Donatella Di Cesare è stata una mia docente di Filosofia teoretica alla Sapienza. Conosco questo suo lavoro sulla filosofia della migrazione. Anni fa seguii un suo corso incentrato su un suo libro intitolato Heidegger e gli ebrei, pubblicato in occasione della scoperta dei Quaderni neri, pagine che hanno tolto ogni dubbio riguardo l’antisemitismo di Heidegger. A proposito di questo tema, naturalmente non posso non pensare a quanto la storia ebraica sia fin dall’origine una storia di migrazione. Mi viene in mente, tra i tanti, il filosofo Baruch Spinoza, i cui genitori, portoghesi di origine ebraico-sefardita, furono costretti a convertirsi al Cristianesimo, ma poiché di nascosto mantenevano la loro fede, non ebbero altra possibilità che lasciare il Portogallo per trasferirsi in Olanda.

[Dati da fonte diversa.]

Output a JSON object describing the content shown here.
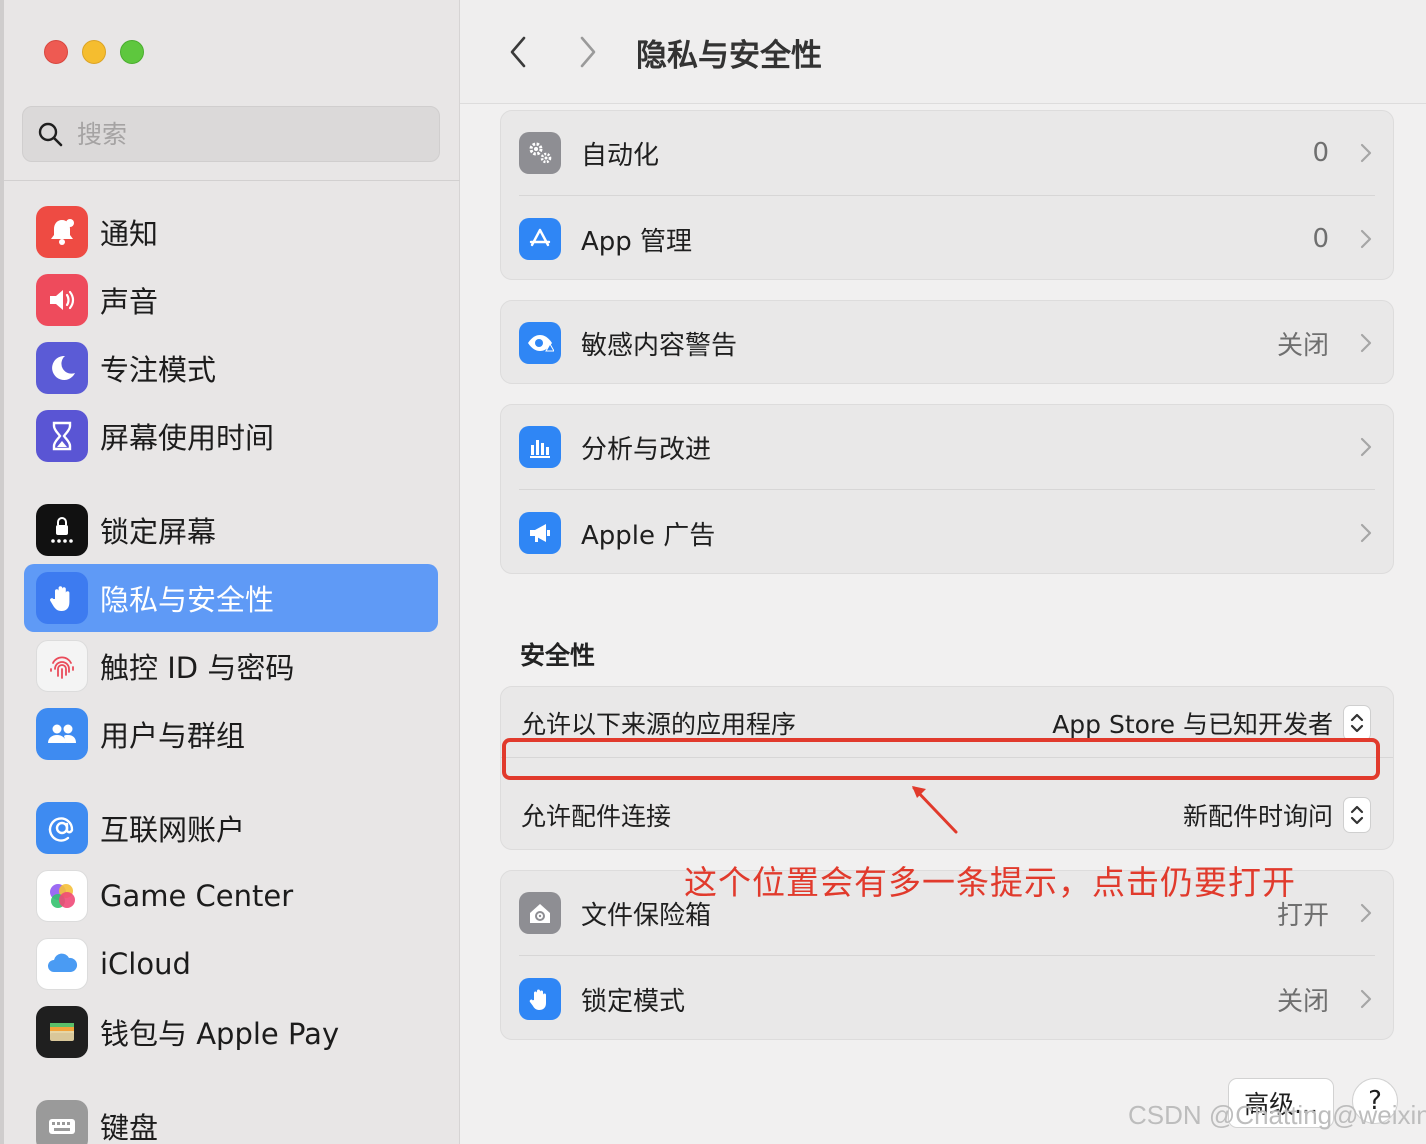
{
  "sidebar": {
    "search_placeholder": "搜索",
    "items": [
      {
        "label": "通知",
        "icon": "bell-icon",
        "color": "#ee4b43"
      },
      {
        "label": "声音",
        "icon": "speaker-icon",
        "color": "#ee4b5c"
      },
      {
        "label": "专注模式",
        "icon": "moon-icon",
        "color": "#5b5bd6"
      },
      {
        "label": "屏幕使用时间",
        "icon": "hourglass-icon",
        "color": "#5a55d4"
      },
      {
        "label": "锁定屏幕",
        "icon": "lock-screen-icon",
        "color": "#111111"
      },
      {
        "label": "隐私与安全性",
        "icon": "hand-icon",
        "color": "#3d7bf0",
        "selected": true
      },
      {
        "label": "触控 ID 与密码",
        "icon": "fingerprint-icon",
        "color": "#f4f4f4"
      },
      {
        "label": "用户与群组",
        "icon": "users-icon",
        "color": "#3e8bf1"
      },
      {
        "label": "互联网账户",
        "icon": "at-icon",
        "color": "#3e8bf1"
      },
      {
        "label": "Game Center",
        "icon": "game-center-icon",
        "color": "#ffffff"
      },
      {
        "label": "iCloud",
        "icon": "cloud-icon",
        "color": "#ffffff"
      },
      {
        "label": "钱包与 Apple Pay",
        "icon": "wallet-icon",
        "color": "#1f1f1f"
      },
      {
        "label": "键盘",
        "icon": "keyboard-icon",
        "color": "#9a9a9a"
      }
    ]
  },
  "header": {
    "title": "隐私与安全性"
  },
  "groups": {
    "g1": [
      {
        "label": "自动化",
        "value": "0",
        "icon": "gears-icon",
        "color": "#8e8e93"
      },
      {
        "label": "App 管理",
        "value": "0",
        "icon": "app-store-icon",
        "color": "#2f86f5"
      }
    ],
    "g2": [
      {
        "label": "敏感内容警告",
        "value": "关闭",
        "icon": "eye-warning-icon",
        "color": "#2f86f5"
      }
    ],
    "g3": [
      {
        "label": "分析与改进",
        "value": "",
        "icon": "bar-chart-icon",
        "color": "#2f86f5"
      },
      {
        "label": "Apple 广告",
        "value": "",
        "icon": "megaphone-icon",
        "color": "#2f86f5"
      }
    ],
    "g5": [
      {
        "label": "文件保险箱",
        "value": "打开",
        "icon": "house-lock-icon",
        "color": "#8e8e93"
      },
      {
        "label": "锁定模式",
        "value": "关闭",
        "icon": "hand-icon",
        "color": "#2f86f5"
      }
    ]
  },
  "security": {
    "section_title": "安全性",
    "allow_apps_label": "允许以下来源的应用程序",
    "allow_apps_value": "App Store 与已知开发者",
    "accessories_label": "允许配件连接",
    "accessories_value": "新配件时询问"
  },
  "annotation": {
    "text": "这个位置会有多一条提示，点击仍要打开",
    "color": "#e13a2c"
  },
  "footer": {
    "advanced_label": "高级...",
    "help_label": "?"
  },
  "watermark": "CSDN @Chatting@weixin"
}
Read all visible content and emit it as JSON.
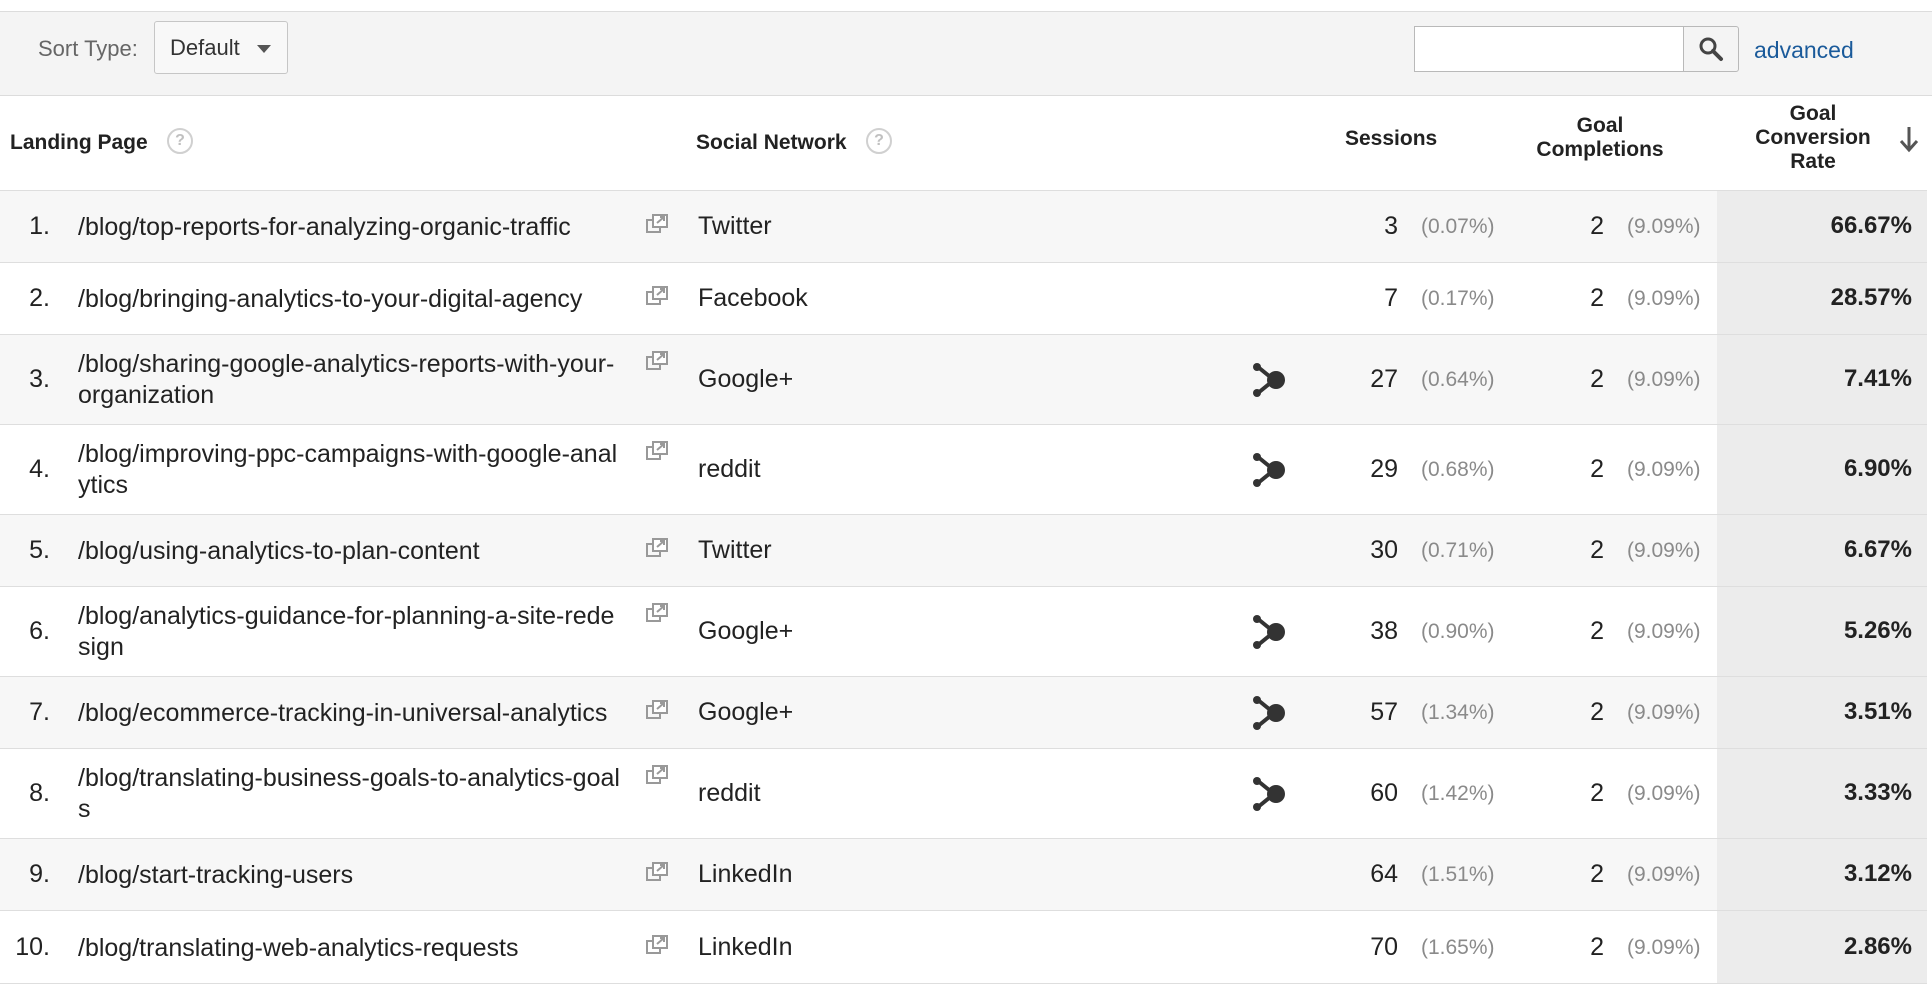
{
  "toolbar": {
    "sort_label": "Sort Type:",
    "sort_value": "Default",
    "search_value": "",
    "advanced_label": "advanced"
  },
  "columns": {
    "landing_page": "Landing Page",
    "social_network": "Social Network",
    "sessions": "Sessions",
    "goal_completions": [
      "Goal",
      "Completions"
    ],
    "goal_conversion_rate": [
      "Goal",
      "Conversion",
      "Rate"
    ],
    "help_glyph": "?"
  },
  "rows": [
    {
      "index": "1.",
      "page": [
        "/blog/top-reports-for-analyzing-organic-traffic"
      ],
      "network": "Twitter",
      "hub": false,
      "sessions": "3",
      "sessions_pct": "(0.07%)",
      "goals": "2",
      "goals_pct": "(9.09%)",
      "rate": "66.67%"
    },
    {
      "index": "2.",
      "page": [
        "/blog/bringing-analytics-to-your-digital-agency"
      ],
      "network": "Facebook",
      "hub": false,
      "sessions": "7",
      "sessions_pct": "(0.17%)",
      "goals": "2",
      "goals_pct": "(9.09%)",
      "rate": "28.57%"
    },
    {
      "index": "3.",
      "page": [
        "/blog/sharing-google-analytics-reports-with-your-",
        "organization"
      ],
      "network": "Google+",
      "hub": true,
      "sessions": "27",
      "sessions_pct": "(0.64%)",
      "goals": "2",
      "goals_pct": "(9.09%)",
      "rate": "7.41%"
    },
    {
      "index": "4.",
      "page": [
        "/blog/improving-ppc-campaigns-with-google-anal",
        "ytics"
      ],
      "network": "reddit",
      "hub": true,
      "sessions": "29",
      "sessions_pct": "(0.68%)",
      "goals": "2",
      "goals_pct": "(9.09%)",
      "rate": "6.90%"
    },
    {
      "index": "5.",
      "page": [
        "/blog/using-analytics-to-plan-content"
      ],
      "network": "Twitter",
      "hub": false,
      "sessions": "30",
      "sessions_pct": "(0.71%)",
      "goals": "2",
      "goals_pct": "(9.09%)",
      "rate": "6.67%"
    },
    {
      "index": "6.",
      "page": [
        "/blog/analytics-guidance-for-planning-a-site-rede",
        "sign"
      ],
      "network": "Google+",
      "hub": true,
      "sessions": "38",
      "sessions_pct": "(0.90%)",
      "goals": "2",
      "goals_pct": "(9.09%)",
      "rate": "5.26%"
    },
    {
      "index": "7.",
      "page": [
        "/blog/ecommerce-tracking-in-universal-analytics"
      ],
      "network": "Google+",
      "hub": true,
      "sessions": "57",
      "sessions_pct": "(1.34%)",
      "goals": "2",
      "goals_pct": "(9.09%)",
      "rate": "3.51%"
    },
    {
      "index": "8.",
      "page": [
        "/blog/translating-business-goals-to-analytics-goal",
        "s"
      ],
      "network": "reddit",
      "hub": true,
      "sessions": "60",
      "sessions_pct": "(1.42%)",
      "goals": "2",
      "goals_pct": "(9.09%)",
      "rate": "3.33%"
    },
    {
      "index": "9.",
      "page": [
        "/blog/start-tracking-users"
      ],
      "network": "LinkedIn",
      "hub": false,
      "sessions": "64",
      "sessions_pct": "(1.51%)",
      "goals": "2",
      "goals_pct": "(9.09%)",
      "rate": "3.12%"
    },
    {
      "index": "10.",
      "page": [
        "/blog/translating-web-analytics-requests"
      ],
      "network": "LinkedIn",
      "hub": false,
      "sessions": "70",
      "sessions_pct": "(1.65%)",
      "goals": "2",
      "goals_pct": "(9.09%)",
      "rate": "2.86%"
    }
  ]
}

Penso anche ad un’altra filosofa, Hannah Arendt, che nel 1941 emigrò negli Stati Uniti, riuscendo così a salvarsi. Diverso invece è stato il destino del filosofo Walter Benjamin, che l’anno precedente raggiunse la Catalogna nella speranza di imbarcarsi per gli Stati Uniti ma si vide ritirare il visto di transito. A quel punto, convinto che di lì a poco sarebbe stato catturato dalla polizia di frontiera spagnola, per poi essere rispedito in Francia, sotto il governo nazista, si suicidò. Fatalità: il giorno dopo arrivò il visto che gli avrebbe permesso di emigrare. Quindi, più che venirmi in mente una filosofia del passato che ha riflettuto sulla migrazione, non posso non pensare a quanto la migrazione abbia determinato il pensiero e la vita di molti filosofi.
- Cosa ti spinge oggi a scrivere per le nuove generazioni? Può essere considerata ancora, secondo te, una scelta editoriale con una valenza educativa e formativa per il giovane lettore?
Scrivere per i bambini mi diverte moltissimo e mi aiuta a pensare in modo diverso, più libero direi.. A Parigi per un periodo ho insegnato in alcune classi della scuola elementare. Proprio in quel periodo stavo sviluppando la storia sulle cicogne. Credo che questa esperienza mi abbia stimolato molto nella scrittura perché mi ha permesso di guardare il mondo attraverso i loro occhi, riscoprendo la bellezza della meraviglia, che poi è quello che ho provato quella sera a Marrakech quando mi sono trovata di fronte a quel nido. Ciò che mi spinge a scrivere per loro è il desiderio di raccontare una storia, che li porti a scoprire dei mondi che ancora non conoscono. L’entusiasmo che ho avuto nel parlare di un Paese come il Marocco credo sia venuto proprio da questo: usare parole come minareto, kasbah, spezie, Moschea, è stato un modo per raccontare una cultura. Ho deciso di non frenarmi nell’usare termini più complessi perché penso che un libro serva anche e soprattutto per apprendere nuovi vocaboli, per arricchire il nostro immaginario e il nostro modo di guardare il mondo. Un cappello non sarà più soltanto un cappello per chi da piccolo ha letto Il piccolo principe così come un giardino dopo aver letto il Il giardino segreto. Quindi sì, credo proprio che scrivere storie per bambini sia ancora un mestiere meraviglioso, con un immenso valore.